Organisasi berbudaya kalkulatif meyakini bahwa sistem manajemen K3 memiliki pengaruh dalam

mendongkrak kinerja. Perusahaan di tingkat ini telah mempunyai banyak program dan pelatihan K3.

Program-program yang ada lebih ke arah pencapaian target angka scorecard, contohnya: pencapaian

jumlah pekerja yang dilatih ketimbang menilai kompetensi pekerja setelah pelatihan. Profesional K3

perusahaan dilihat sebagai pemeran utama pelaksana program K3 dan bertanggungjawab atas

kinerja K3 perusahaan. Organisasi berbudaya kalkulatif mempertimbangkan pelaksaaan program K3

berdasarkan kebutuhan untuk memperbaiki isu kinerja, terutama terkait kecelakaan yang dihadapi,

semisal kampanye berkendara aman untuk menangani isu tingginya angka kecelakaan berkendara.

Organisasi yang proaktif sudah memandang K3 sebagai nilai inti (fundamental core), dan para

pimpinan di setiap line secara tulus peduli kepada kesehatan dan keselamatan semua pekerja dan

kontraktornya. Organisasi proaktif memahami bahwa penyebab utama kecelakaan terletak pada

kegagalan manajemen sistem. Data, termasuk informasi pendukung kejadian nyaris celaka

(nearmiss), dipergunakan sebagai target scorecard kinerja.

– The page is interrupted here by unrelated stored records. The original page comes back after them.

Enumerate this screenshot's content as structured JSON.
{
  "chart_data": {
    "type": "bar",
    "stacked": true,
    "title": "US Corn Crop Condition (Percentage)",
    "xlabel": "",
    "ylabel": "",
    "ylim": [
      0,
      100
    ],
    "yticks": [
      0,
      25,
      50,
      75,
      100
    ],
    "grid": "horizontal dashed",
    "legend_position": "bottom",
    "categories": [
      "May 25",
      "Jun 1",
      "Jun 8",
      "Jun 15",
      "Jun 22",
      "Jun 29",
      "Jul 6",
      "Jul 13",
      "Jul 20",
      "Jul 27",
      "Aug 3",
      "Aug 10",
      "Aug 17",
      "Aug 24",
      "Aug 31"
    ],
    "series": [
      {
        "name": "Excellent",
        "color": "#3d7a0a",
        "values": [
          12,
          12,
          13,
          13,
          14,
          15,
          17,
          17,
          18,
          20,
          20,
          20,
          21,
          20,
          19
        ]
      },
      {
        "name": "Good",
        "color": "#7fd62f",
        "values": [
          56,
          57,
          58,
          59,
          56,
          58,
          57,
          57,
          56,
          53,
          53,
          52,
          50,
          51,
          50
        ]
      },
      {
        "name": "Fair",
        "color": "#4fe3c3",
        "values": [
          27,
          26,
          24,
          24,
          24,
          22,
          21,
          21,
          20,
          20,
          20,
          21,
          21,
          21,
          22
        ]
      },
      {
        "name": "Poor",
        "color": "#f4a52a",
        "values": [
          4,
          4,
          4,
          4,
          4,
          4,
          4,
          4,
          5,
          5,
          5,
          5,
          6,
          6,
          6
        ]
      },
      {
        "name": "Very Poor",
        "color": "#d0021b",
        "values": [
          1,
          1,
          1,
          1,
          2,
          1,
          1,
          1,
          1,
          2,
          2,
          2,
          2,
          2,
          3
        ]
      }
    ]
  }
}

Perbaikan berkelanjutan menjadi tujuan

yang jelas bagi semua di organisasi yang proaktif.

Sementara itu, organsisasi yang berbudaya generatif merupakan organisasi yang memiliki

kemampuan tertinggi dalam memenuhi sendiri kebutuhan organsisasinya, organisasi di tahap ini terus

berusaha untuk mengerti lingkungan pekerjaannya. Program-progam K3 yang dipilih dan

dipergunakan merupakan program yang disukai para pekerja -merasa nyaman dengannya. Program

yang sifatnya wajib bagi pekerja bisa memberikan hasil yang kontra produktif, karena tidak

memberikan kepercayaan yang penuh. Di tahap organisasi generatif, semua pekerja merasa nyaman

dan tidak ragu untuk menyoroti permasalahan yang nyata atau bahkan isu yang mungkin

menyebabkan masalah. Pekerja merasa diberdayakan untuk menyelesaikan permasalahan K3, dan

para pimpinan memberikan dukungan yang diperlukan.

Budaya K3 erat sekali kaitannya dengan kepercayaan, kredibilitas dan perilaku para pimpinannya.

Dan untuk mencapai budaya K3 perusahaan yang mapan bukanlah sebuah akhir dari perjalanan,

karena membangun budaya K3 merupakan usaha terus menerus perbaikan berkelanjutan.